Allerdings haben die Philippinen im August auch den von der Weltbank verliehenen Status eines „Landes mit höherem mittlerem Einkommen“ erreicht, was sie zu einem vielversprechenden Markt macht – „eine der dynamischsten Volkswirtschaften im ostasiatisch-pazifischen Raum seit 2010“, sagte die Weltbank.

Der bilaterale Warenhandel zwischen der EU und den Philippinen belief sich im Jahr 2024 auf 16,8 Milliarden Euro.
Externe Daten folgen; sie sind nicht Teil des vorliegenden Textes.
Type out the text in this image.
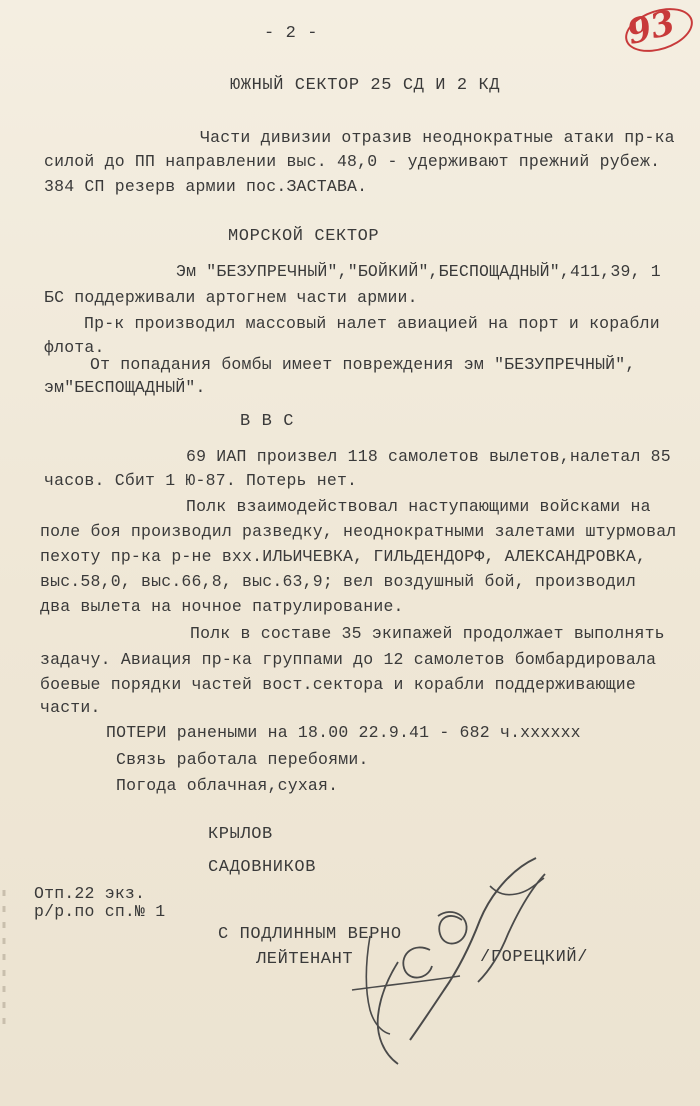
- 2 -	93
ЮЖНЫЙ СЕКТОР 25 СД И 2 КД
Части дивизии отразив неоднократные атаки пр-ка
силой до ПП направлении выс. 48,0 - удерживают прежний рубеж.
384 СП резерв армии пос.ЗАСТАВА.
МОРСКОЙ СЕКТОР
Эм "БЕЗУПРЕЧНЫЙ","БОЙКИЙ",БЕСПОЩАДНЫЙ",411,39, 1
БС поддерживали артогнем части армии.
Пр-к производил массовый налет авиацией на порт и корабли
флота.
От попадания бомбы имеет повреждения эм "БЕЗУПРЕЧНЫЙ",
эм"БЕСПОЩАДНЫЙ".
В В С
69 ИАП произвел 118 самолетов вылетов,налетал 85
часов. Сбит 1 Ю-87. Потерь нет.
Полк взаимодействовал наступающими войсками на
поле боя производил разведку, неоднократными залетами штурмовал
пехоту пр-ка р-не вхх.ИЛЬИЧЕВКА, ГИЛЬДЕНДОРФ, АЛЕКСАНДРОВКА,
выс.58,0, выс.66,8, выс.63,9; вел воздушный бой, производил
два вылета на ночное патрулирование.
Полк в составе 35 экипажей продолжает выполнять
задачу. Авиация пр-ка группами до 12 самолетов бомбардировала
боевые порядки частей вост.сектора и корабли поддерживающие
части.
ПОТЕРИ ранеными на 18.00 22.9.41 - 682 ч.xxxxxx
Связь работала перебоями.
Погода облачная,сухая.
КРЫЛОВ
САДОВНИКОВ
Отп.22 экз.
р/р.по сп.№ 1
С ПОДЛИННЫМ ВЕРНО
ЛЕЙТЕНАНТ	/ГОРЕЦКИЙ/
Im selben Jahr war die EU mit 7 % des gesamten Warenhandels des Landes der viertgrößte Handelspartner der Philippinen, während die Philippinen mit 0,3 % des gesamten Warenhandels der EU der 39. größte Handelspartner der EU waren.

Nach den Philippinen strebt die Kommission den Abschluss der Gespräche mit Thailand an, wodurch 2026 ein starkes Jahr für EU-Handelsabkommen in Asien und im Pazifik wird, wobei bereits Vereinbarungen mit Australien und Indien getroffen wurden.